A fiscal deflation would move the economy to point C, whereas a contraction of the money supply would move it to point B. Mundell suggests that the best response is to react with monetary policy to the

The Mundell model

Figure 6.2 The Mundell model.

balance of payments and fiscal policy to output (and thus to unemployment). Consider the contrary. we react to the balance of payments deficit by shifting IS down until it passes through C. This has corrected the balance of payments but caused unemployment. An increase in the money supply now designed to eliminate unemployment would shift the LM curve down to the right. The economy would then be at a point like E where the balance of payments deficit is worse than it was originally. If, however, starting from 4 we change the money supply in response to a balance of payments deficit and fiscal policy in response to unemployment, the economy would converge on point D at which there is full employment and balance of payments equilibrium. This is the reason for Mundell's assignment of monetary policy to the balance of payments and fiscal policy to output and employment.

An alternative version of the Mundell model gives an even better insight into the interaction between policy and external balance when capital is perfectly mobile. This version involves drawing the BB line as horizontal- see Figure 6.3. The interpretation of this is that interest rates are set in world financial markets. Minor deviations of the domestic from foreign rates set up massive inflows or outflows. The domestic economy is effectively a price-taker in the market for bonds. Let us consider how monetary and fiscal policy work under fixed and floating exchange rates.

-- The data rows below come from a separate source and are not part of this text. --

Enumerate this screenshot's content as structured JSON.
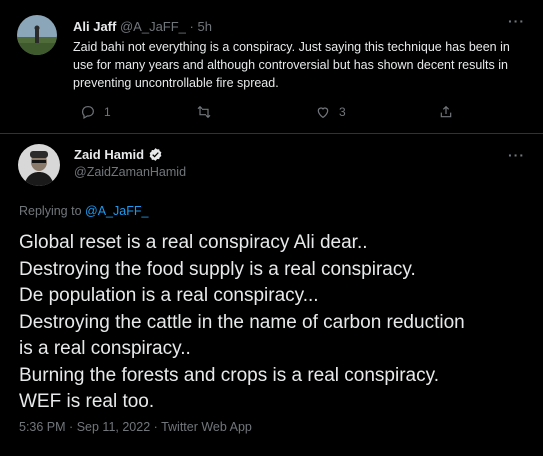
{
  "reply_tweet": {
    "author_name": "Ali Jaff",
    "author_handle": "@A_JaFF_",
    "separator": "·",
    "time": "5h",
    "text": "Zaid bahi not everything is a conspiracy. Just saying this technique has been in use for many years and although controversial but has shown decent results in preventing uncontrollable fire spread.",
    "more_label": "···",
    "actions": {
      "reply": {
        "icon": "reply-icon",
        "count": "1"
      },
      "retweet": {
        "icon": "retweet-icon",
        "count": ""
      },
      "like": {
        "icon": "heart-icon",
        "count": "3"
      },
      "share": {
        "icon": "share-icon",
        "count": ""
      }
    }
  },
  "main_tweet": {
    "author_name": "Zaid Hamid",
    "author_handle": "@ZaidZamanHamid",
    "verified": true,
    "more_label": "···",
    "replying_prefix": "Replying to",
    "replying_to": "@A_JaFF_",
    "text_lines": [
      "Global reset is a real conspiracy Ali dear..",
      "Destroying the food supply is a real conspiracy.",
      "De population is a real conspiracy...",
      "Destroying the cattle in the name of carbon reduction",
      "is a real conspiracy..",
      "Burning the forests and crops is a real conspiracy.",
      "WEF is real too."
    ],
    "time": "5:36 PM",
    "separator1": "·",
    "date": "Sep 11, 2022",
    "separator2": "·",
    "source": "Twitter Web App"
  },
  "colors": {
    "background": "#000000",
    "text": "#e7e9ea",
    "muted": "#71767b",
    "link": "#1d9bf0",
    "divider": "#2f3336"
  }
}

Consider first fixed exchange rates. An increase in the money supply leads the LM curve to shift right (LM, to LM,). This puts downward pressure on domestic interest rates but as soon as they start to fall there is a capital outflow. This leads to the selling of the home currency in the foreign exchange market. To stop the exchange rate from falling the central bank

Effects of monetary and fiscal policies with perfect capital mobility

Figure 6.3 Effects of monetary and fiscal policies with perfect capital mobility.

has to buy it back (because they are pegging the exchange rate). This purchase of the home currency reduces the money supply until M return to the original position. Hence a monetary expansion under fixed exchange rates has had no real effect. The monetary expansion has to be reversed to maintain the value of the currency.

A fiscal expansion by contrast shifts the IS curve to the right. With a given money supply, this puts upward pressure on domestic interest rates and, thereby, causes capital inflows. The central bank has to sell domestic currency to stop the exchange rate rising. This increases the domestic money supply, so the economy goes from A to B. Hence, fiscal policy does succeed in generating an expansion where monetary policy failed.

Under floating exchange rates the outcome is reversed. A monetary expansion leads to capital outflows which now cause a depreciation of the exchange rate. The exchange rate depreciation stimulates export demand which shifts the IS curve to the right, so the economy moves from A to B. In contrast, a fiscal expansion leads to upward pressure on interest rates. This causes capital inflows and an exchange rate appreciation. The exchange rate appreciation leads to a fall in export demand which shifts the IS curve back to its original position. In effect, the increased budget deficit is exactly offset by a current account deficit (equal to the capital account surplus). See Chrystal (1989) for a more detailed exposition of this analysis.

In short, monetary policy is redundant under fixed exchange rates (fixing the exchange rate is a monetary policy) but useful under floating rates. The reverse is true for fiscal policy. In this context, it is easy to explain the active role of fiscal policy in the 1950s and 1960s, while monetary policy became more important in the 1970s and 1980s.